The Best Place on Earth, Provided You Grow Your Own Tobacco and Distill Your Own Whisky
Every year, the BBC fashions a slightly modified UN press release into an slightly breathless news story, advising Britons to sell their homes and relocate to Scandinavia. "Norway is the best place in the world to live while Niger is the least desirable, according to an annual report by the United Nations." The results rarely change; Oslo, say the sages at Turtle Bay, is the greatest place on Earth.
In fairness, the BBC concedes that the "consistently high rating for desirable living standards, is, in large part, [due to] the result of the discovery of offshore oil and gas deposits in the late 1960s," though it should also be pointed out that oil-free Sweden also tops the UN rankings. While many critics challenge the study's metrics, after a few days in Oslo let me address only one: the jaw-dropping rates of taxation.

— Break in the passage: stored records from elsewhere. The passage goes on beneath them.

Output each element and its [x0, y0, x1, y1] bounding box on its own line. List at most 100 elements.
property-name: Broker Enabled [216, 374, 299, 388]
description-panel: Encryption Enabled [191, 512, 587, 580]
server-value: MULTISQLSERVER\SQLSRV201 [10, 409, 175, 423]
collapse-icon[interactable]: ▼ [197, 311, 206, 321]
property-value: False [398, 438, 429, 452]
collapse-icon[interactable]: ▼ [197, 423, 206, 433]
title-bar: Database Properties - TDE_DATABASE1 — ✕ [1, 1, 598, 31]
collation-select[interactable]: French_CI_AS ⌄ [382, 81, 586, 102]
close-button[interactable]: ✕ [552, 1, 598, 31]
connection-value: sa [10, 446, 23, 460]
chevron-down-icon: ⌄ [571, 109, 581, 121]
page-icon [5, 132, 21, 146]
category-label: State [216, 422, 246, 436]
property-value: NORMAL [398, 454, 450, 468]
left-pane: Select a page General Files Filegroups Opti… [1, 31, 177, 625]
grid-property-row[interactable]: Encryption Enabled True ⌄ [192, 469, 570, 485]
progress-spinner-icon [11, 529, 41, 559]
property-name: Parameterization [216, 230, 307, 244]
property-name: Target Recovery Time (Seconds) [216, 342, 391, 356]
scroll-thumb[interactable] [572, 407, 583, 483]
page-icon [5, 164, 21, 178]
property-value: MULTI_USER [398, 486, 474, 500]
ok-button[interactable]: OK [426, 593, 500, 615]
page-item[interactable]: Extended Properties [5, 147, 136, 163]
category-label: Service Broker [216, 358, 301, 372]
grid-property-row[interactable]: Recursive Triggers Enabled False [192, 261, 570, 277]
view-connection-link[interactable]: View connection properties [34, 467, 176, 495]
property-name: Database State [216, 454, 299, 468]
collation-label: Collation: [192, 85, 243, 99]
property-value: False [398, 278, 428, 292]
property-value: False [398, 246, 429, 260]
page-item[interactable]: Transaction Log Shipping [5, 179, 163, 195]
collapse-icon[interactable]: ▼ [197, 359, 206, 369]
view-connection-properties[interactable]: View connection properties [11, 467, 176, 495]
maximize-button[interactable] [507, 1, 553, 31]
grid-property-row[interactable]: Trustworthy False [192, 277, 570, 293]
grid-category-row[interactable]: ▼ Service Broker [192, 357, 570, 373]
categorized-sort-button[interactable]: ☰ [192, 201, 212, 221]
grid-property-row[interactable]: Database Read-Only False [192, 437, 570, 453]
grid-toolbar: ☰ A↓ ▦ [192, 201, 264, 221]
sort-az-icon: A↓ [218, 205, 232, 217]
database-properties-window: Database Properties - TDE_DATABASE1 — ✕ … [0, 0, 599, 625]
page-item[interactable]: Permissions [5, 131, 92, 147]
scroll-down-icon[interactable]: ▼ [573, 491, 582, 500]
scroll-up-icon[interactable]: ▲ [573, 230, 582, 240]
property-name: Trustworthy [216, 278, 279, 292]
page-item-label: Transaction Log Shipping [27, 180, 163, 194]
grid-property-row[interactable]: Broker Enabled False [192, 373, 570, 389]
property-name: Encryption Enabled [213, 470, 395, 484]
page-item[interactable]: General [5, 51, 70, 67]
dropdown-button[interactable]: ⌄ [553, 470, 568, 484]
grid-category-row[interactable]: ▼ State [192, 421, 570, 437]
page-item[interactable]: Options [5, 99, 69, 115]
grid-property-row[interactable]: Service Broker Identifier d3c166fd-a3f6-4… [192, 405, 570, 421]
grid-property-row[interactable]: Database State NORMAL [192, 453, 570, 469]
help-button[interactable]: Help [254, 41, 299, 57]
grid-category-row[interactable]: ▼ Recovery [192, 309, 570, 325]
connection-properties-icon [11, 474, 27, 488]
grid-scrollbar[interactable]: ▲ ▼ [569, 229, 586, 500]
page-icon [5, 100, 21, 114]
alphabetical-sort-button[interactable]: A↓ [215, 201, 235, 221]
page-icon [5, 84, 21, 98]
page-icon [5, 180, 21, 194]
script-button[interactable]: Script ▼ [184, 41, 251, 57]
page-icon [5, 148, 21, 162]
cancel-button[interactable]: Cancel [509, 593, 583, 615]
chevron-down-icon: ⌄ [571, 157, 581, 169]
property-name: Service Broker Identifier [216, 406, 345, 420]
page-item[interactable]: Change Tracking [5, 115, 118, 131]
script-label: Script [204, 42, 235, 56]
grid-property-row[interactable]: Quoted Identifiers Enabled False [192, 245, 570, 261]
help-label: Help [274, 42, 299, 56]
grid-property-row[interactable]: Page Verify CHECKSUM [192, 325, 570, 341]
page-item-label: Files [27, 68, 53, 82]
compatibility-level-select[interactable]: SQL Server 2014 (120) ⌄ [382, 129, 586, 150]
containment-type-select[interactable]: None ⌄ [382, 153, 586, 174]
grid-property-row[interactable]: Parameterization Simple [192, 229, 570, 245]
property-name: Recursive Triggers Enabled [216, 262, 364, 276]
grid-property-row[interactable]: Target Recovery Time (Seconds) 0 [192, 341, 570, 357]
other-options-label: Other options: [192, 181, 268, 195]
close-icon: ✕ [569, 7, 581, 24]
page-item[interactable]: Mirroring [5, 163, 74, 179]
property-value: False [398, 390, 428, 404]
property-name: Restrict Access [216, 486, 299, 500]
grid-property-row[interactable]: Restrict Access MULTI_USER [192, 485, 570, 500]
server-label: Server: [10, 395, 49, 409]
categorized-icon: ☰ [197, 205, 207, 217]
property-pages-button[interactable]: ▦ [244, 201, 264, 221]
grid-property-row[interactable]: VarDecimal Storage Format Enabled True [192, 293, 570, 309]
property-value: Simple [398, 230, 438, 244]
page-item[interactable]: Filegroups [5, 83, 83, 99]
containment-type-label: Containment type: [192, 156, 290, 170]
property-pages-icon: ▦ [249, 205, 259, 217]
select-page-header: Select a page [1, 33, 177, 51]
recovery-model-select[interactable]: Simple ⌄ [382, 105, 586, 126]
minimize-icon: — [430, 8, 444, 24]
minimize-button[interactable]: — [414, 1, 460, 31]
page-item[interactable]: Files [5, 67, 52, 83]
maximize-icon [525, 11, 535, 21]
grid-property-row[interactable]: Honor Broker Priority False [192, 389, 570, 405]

For instance, a Reason-reading Norwegian friend (who, incidentally, works in parliament) points out that "For a bottle of Jack Daniels (1 liter), you'll pay approximately 250NOK in taxes….That`s about $41." Because it is 120 proof—alcohol is taxed both by strength and volume—this small bottle of Absinthe would earn the government $62.70 in tax revenue.
The state run liquor store is admirably honest, calling itself Vinmonopolet ("The Wine Monopoly") and declaring on its website a goal of "remov[ing] the private profit motive from sales of wine, spirits and strong beer." The party cadres staffing the shops are on the lookout for those who might abuse their drinking rights: "Vinmonopolet's shop assistance (sic) are in direct contact with their customers, creating optimal conditions for exercising social control."
So how much were my delicious Marlboro Lights? A pack of 20 will set you back $15, though only half the country is dumb enough to submit to state price gouging. A recent study showed that, in 1990, 91 percent of Norwegians purchased their cigarettes within Norway. After a steep rise in taxes, that number shrunk to 52 percent by 2008 (I write this from just over the border in Sweden, where my 81-year-old host just returned from a beer, wine, and vodka junket in Germany). But all of this tax revenue, my parliamentary comrade told me in an email, is well spent: "An article in the newspaper Aftenposten on Thursday showed that a cow in Norway is subsidized with up to 40,000 NOK ($6,777) a year of taxpayer's money."
It is a lovely country, full of terrifyingly nice people, but after five days, I can no longer afford to subsidize Bessie in Bergen or Jens' rheumatism prescription. I am taking donations, though, after discovering that my taxi ride to the airport will cost $122.